M. le président. L’amendement n° 10, présenté par Mmes Apourceau-Poly, Cohen, Gréaume et les membres du groupe communiste républicain citoyen et écologiste, est ainsi libellé :
Alinéas 10 à 14
Supprimer ces alinéas.
La parole est à Mme Michelle Gréaume.
Mme Michelle Gréaume. Si le rapport Libault de mars 2019 prône la création d’un cinquième risque, il s’oppose à la création d’une cinquième branche, considérant que confier la gestion de ce nouveau risque à une branche de la sécurité sociale « impliquerait l’effacement du département et le transfert de la gestion des prestations à un des réseaux existants de caisses locales ».
De même, dans le projet de loi initial relatif à la dette sociale et l’autonomie, il n’était question que d’un rapport sur la pertinence de la création d’une cinquième branche associée au cinquième risque.
Or nous voici en présence de quatre alinéas qui créent directement cette cinquième branche ! Une telle démarche est contraire aux principes mêmes de la sécurité sociale.

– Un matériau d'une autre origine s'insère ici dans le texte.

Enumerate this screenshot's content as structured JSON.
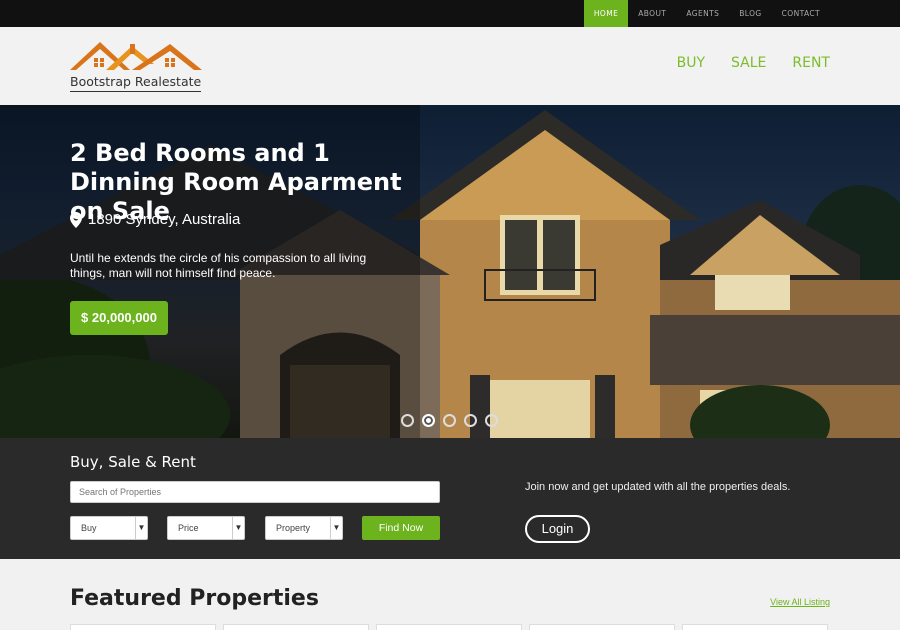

Je passe sur le fait que la perte d’autonomie serait plutôt le neuvième risque… En effet, elle relève, selon nous, de la branche maladie. Les séparer, c’est créer une nouvelle strate fragilisant l’ensemble, avec des transferts de crédits, et tourner le dos à l’expertise des départements.

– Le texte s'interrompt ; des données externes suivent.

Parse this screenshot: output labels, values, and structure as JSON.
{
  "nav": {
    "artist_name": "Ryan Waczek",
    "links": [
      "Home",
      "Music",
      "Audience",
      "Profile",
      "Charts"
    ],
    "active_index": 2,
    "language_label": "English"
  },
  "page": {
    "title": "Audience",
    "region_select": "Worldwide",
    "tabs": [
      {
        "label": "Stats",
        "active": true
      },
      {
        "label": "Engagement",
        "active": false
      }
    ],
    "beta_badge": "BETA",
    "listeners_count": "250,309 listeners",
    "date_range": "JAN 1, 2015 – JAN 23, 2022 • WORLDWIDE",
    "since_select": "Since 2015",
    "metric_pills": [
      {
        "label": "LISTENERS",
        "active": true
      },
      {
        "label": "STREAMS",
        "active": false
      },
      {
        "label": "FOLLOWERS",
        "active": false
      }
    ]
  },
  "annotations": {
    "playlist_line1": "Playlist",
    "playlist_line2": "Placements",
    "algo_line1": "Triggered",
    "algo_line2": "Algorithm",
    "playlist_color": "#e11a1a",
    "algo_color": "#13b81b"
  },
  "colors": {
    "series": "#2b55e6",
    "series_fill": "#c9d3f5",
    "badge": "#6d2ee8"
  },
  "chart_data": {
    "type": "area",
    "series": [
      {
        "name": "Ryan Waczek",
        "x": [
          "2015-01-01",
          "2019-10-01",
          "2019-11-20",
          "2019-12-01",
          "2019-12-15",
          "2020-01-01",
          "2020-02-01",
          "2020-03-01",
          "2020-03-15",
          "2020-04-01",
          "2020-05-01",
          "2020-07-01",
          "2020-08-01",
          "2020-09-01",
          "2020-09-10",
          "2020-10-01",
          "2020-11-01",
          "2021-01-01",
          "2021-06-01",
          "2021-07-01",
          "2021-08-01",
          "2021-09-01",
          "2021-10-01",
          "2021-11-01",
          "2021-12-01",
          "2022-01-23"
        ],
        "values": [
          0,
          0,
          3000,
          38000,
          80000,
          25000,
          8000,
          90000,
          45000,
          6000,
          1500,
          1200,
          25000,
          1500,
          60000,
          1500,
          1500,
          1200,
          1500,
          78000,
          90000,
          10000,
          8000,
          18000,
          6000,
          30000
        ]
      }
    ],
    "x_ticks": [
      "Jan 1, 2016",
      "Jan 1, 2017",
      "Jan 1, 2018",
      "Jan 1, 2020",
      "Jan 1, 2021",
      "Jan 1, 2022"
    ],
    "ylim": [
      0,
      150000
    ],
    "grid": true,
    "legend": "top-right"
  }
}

Notre opposition à la création d’un cinquième risque tient également au fait qu’il existe un risque très réel que les assureurs et les marchés financiers investissent un secteur stratégique pour les années à venir.

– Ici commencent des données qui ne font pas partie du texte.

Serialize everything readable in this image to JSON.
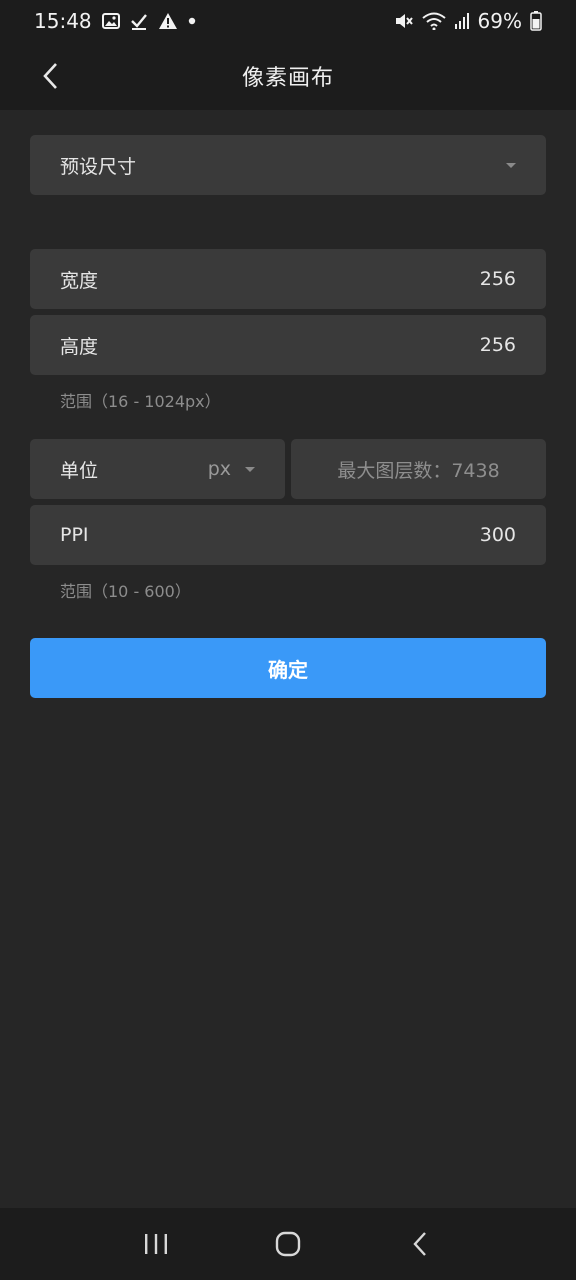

Enfin, sortir la perte d’autonomie et la dépendance de la branche maladie conduit à substituer de nouveaux prélèvements fiscaux aux cotisations sociales assises sur la richesse créée par le travail. Comme pour la CSG, la fiscalisation casse la dynamique de solidarité intergénérationnelle, ce qui isole les différents bénéficiaires des aides de la société.
Au-delà des slogans, il y a des réalités. La prise en charge de la perte d’autonomie mérite un véritable contenu, et non un simple affichage. Créer une branche ad hoc, c’est casser les moyens nécessaires.